City of Cape Town v Persons who are presently unlawfully occupying Erf 1800, Capricorn: Vrygrond Development and Others [2003] 3 All SA 371 (C)

Right to housing – Application for eviction – Prevention of Illegal Eviction from and Unlawful Occupation of Land Act 19 of 1998 – Whether section 4 applicable to evictions by State

City of Cape Town v Persons who are presently unlawfully occupying Erf 1800, Capricorn: Vrygrond Development and Others [2003] 3 All SA 371 (C)

Right to housing - Application for eviction - Prevention of Illegal Eviction from and Unlawful Occupation of Land Act 19 of 1998 - Whether section 4 applicable to evictions by State

Vrygrond in the Western Cape was used as an informal settlement. In 1997 a decision was taken to develop the land. In 1999, after consultation with various sectors of the community including the South Peninsula Municipality (SPM) and the Vrygrond Community Development Trust (VCDT), approval was given by the Western Cape Provincial government for the upgrading of section 3 of Erf 1800, Capricorn, Vrygrond from an informal settlement into a formal low-cost housing township. It was agreed that houses built first would be allocated to bona fide members of the community already resident on the land at that time. Shortly after the houses were completed, however, certain of the Respondents began to occupy the houses and erven in contravention of the procedures and list of rightful occupants determined by the applicant in terms of the agreement. At the time of the application 105 houses were unlawfully occupied in this manner and formed the subject of this application. The applicants sought an order evicting the occupiers from the 105 houses and providing for the persons who were bona fide occupiers of Vrygrond at the time of the development to be given occupation. The applicants framed their cause of action in terms of both the common law mandament van spolie and section 4 of the Prevention of Illegal Eviction from and unlawful occupation of Land Act 19 of 1998 (PIE).

Erasmus J accepted that, on the facts and for the purposes of this application, the respondents were unlawful occupiers as defined by PIE. The applicants were found to satisfy the requirements in section 4 of both "owner" and "person in charge". The application envisaged by section 4(4) was satisfied on 5 December 2002 and the applicant served the notice of motion in the main application in terms of that order on 5 and 6 December 2002. Notice had been served just before the persons had been in occupation for six months so that the matter fell to be determined in terms of section 4(6).

The respondents argued that it was not open to the applicant to proceed in terms of section 4 as an organ of State ought to proceed in terms of section 6. Erasmus J did not agree. Section 4 applies in proceedings by an owner and the definition of "owner" is defined in the Act as "the registered owner of land including an organ of State." Section 6 exists to allow the organ of State to initiate proceedings even where it is not the owner of the land in question (the court relied for this conclusion on the unreported judgment of Ngwenya J in the CPD in the case of Paarl Municipality v The Occupiers of Houses Situated at Certain Erven, Mbekweni, Paarl case number 8937/2000).

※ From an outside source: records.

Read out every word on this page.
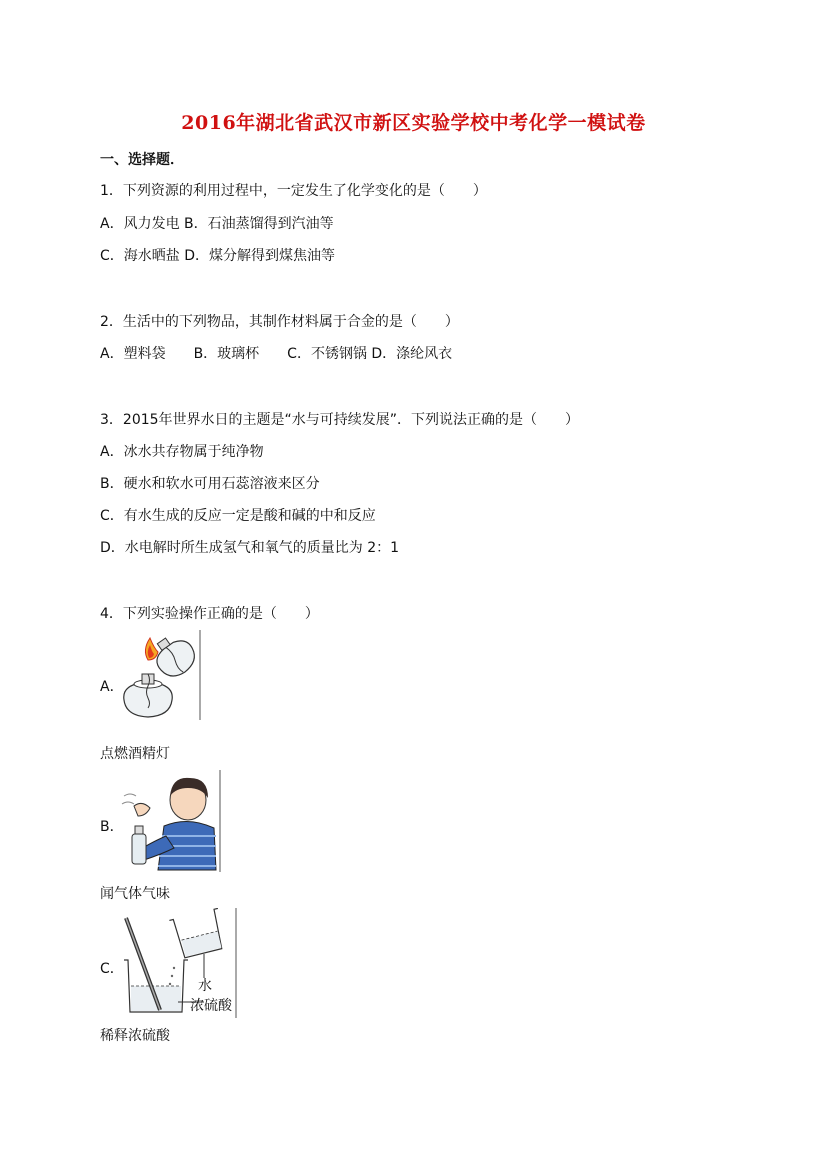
2016年湖北省武汉市新区实验学校中考化学一模试卷
一、选择题．
1．下列资源的利用过程中，一定发生了化学变化的是（　　）
A．风力发电 B．石油蒸馏得到汽油等
C．海水晒盐 D．煤分解得到煤焦油等
2．生活中的下列物品，其制作材料属于合金的是（　　）
A．塑料袋　　B．玻璃杯　　C．不锈钢锅 D．涤纶风衣
3．2015年世界水日的主题是“水与可持续发展”．下列说法正确的是（　　）
A．冰水共存物属于纯净物
B．硬水和软水可用石蕊溶液来区分
C．有水生成的反应一定是酸和碱的中和反应
D．水电解时所生成氢气和氧气的质量比为 2：1
4．下列实验操作正确的是（　　）
A．
点燃酒精灯
B．
闻气体气味
C．
水
浓硫酸
稀释浓硫酸
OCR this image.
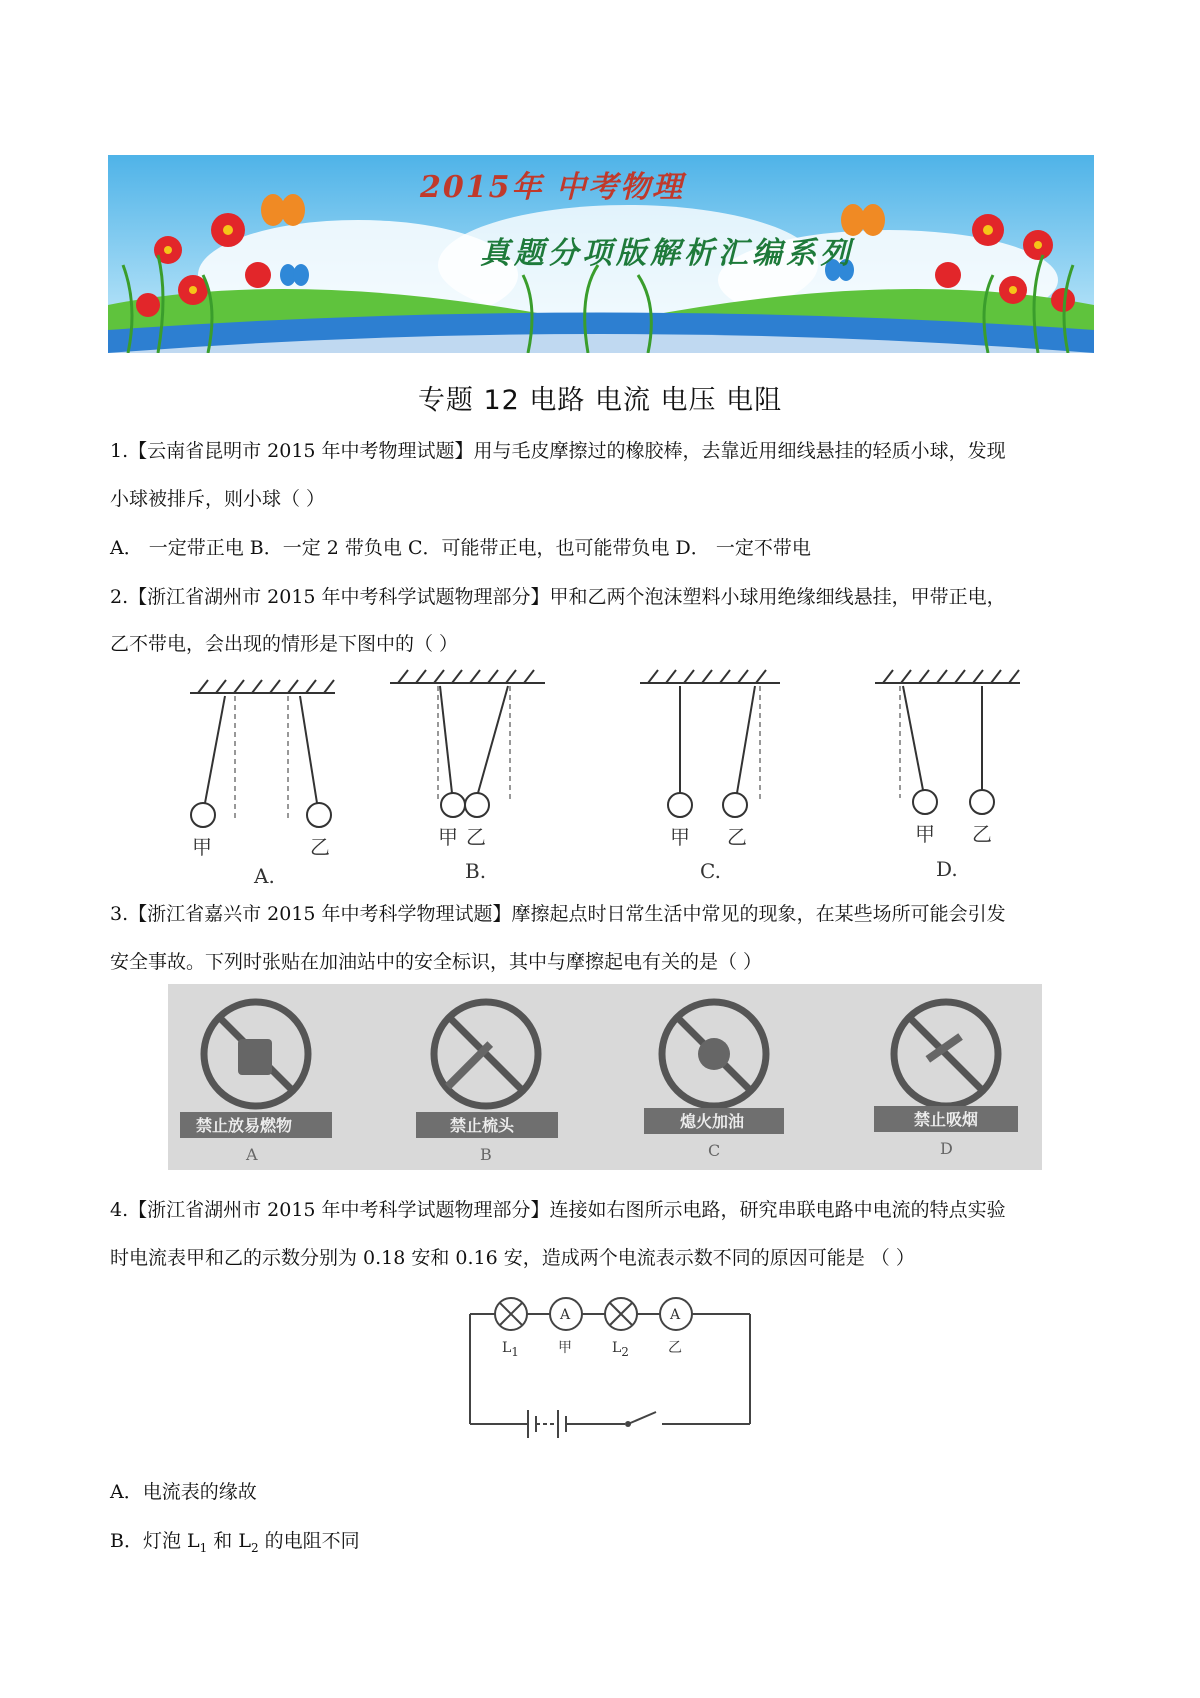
2015年 中考物理
真题分项版解析汇编系列
专题 12 电路 电流 电压 电阻
1.【云南省昆明市 2015 年中考物理试题】用与毛皮摩擦过的橡胶棒，去靠近用细线悬挂的轻质小球，发现
小球被排斥，则小球（ ）
A． 一定带正电 B．一定 2 带负电 C．可能带正电，也可能带负电 D． 一定不带电
2.【浙江省湖州市 2015 年中考科学试题物理部分】甲和乙两个泡沫塑料小球用绝缘细线悬挂，甲带正电，
乙不带电，会出现的情形是下图中的（ ）
甲	乙	甲 乙	甲 乙	甲 乙
A.	B.	C.	D.
3.【浙江省嘉兴市 2015 年中考科学物理试题】摩擦起点时日常生活中常见的现象，在某些场所可能会引发
安全事故。下列时张贴在加油站中的安全标识，其中与摩擦起电有关的是（ ）
禁止放易燃物	禁止梳头	熄火加油	禁止吸烟
A	B	C	D
4.【浙江省湖州市 2015 年中考科学试题物理部分】连接如右图所示电路，研究串联电路中电流的特点实验
时电流表甲和乙的示数分别为 0.18 安和 0.16 安，造成两个电流表示数不同的原因可能是 （ ）
A	A
L1	甲	L2	乙
A．电流表的缘故
B．灯泡 $L_1$ 和 $L_2$ 的电阻不同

The evidence of the respondents showed that they were poor and disadvantaged. The Court found that the five years the respondents were made to wait for the houses was an unacceptably long period of time and that the temporary accommodation in which they had been placed during the upgrading was intolerable. The respondents have a constitutional right to access to adequate housing in terms of section 26 of the Constitution. The Court was not concerned, however, with evaluating the applicant's fulfillment of its constitutional obligations other than to note that if it were shown that the applicants were failing substantially in the fulfillment of this duty it would weigh in favour of the respondents in a consideration of all the relevant circumstances in this case. The respondents had not argued that the applicants housing policies were inconsistent with its available resources nor was their any evidence which would tend to support such an argument.

The Court held that the applicant had an interest in ensuring that its housing and development programs are implemented in a predictable and fair manner and that it was necessary to draw up a list of potential beneficiaries for housing and then have a cut-off date after which no more applications would be accepted for a particular development. The Court found that the most compelling factor in the applicant's favour was that land invasions must be denounced and rejected as an appropriate of enforcing one's constitutional rights.

In respect of the group of respondents who were clearly entitled to a house and who were in occupation of that house but had not yet complied with certain administrative formalities relating to the occupation procedure, the Court held that it would not be just and equitable to evict those respondents. In respect of respondents who were clearly entitled to a house and who were in occupation of that house but who had not yet had a house formally allocated to them, the Court again held that it would not be just and equitable to evict such persons. Where it was not clear whether the respondents would qualify for a house or not the Court held that it would be just and equitable to evict such persons pending the determination of that qualification, except where the person concerned was a household head and was disabled, elderly or female.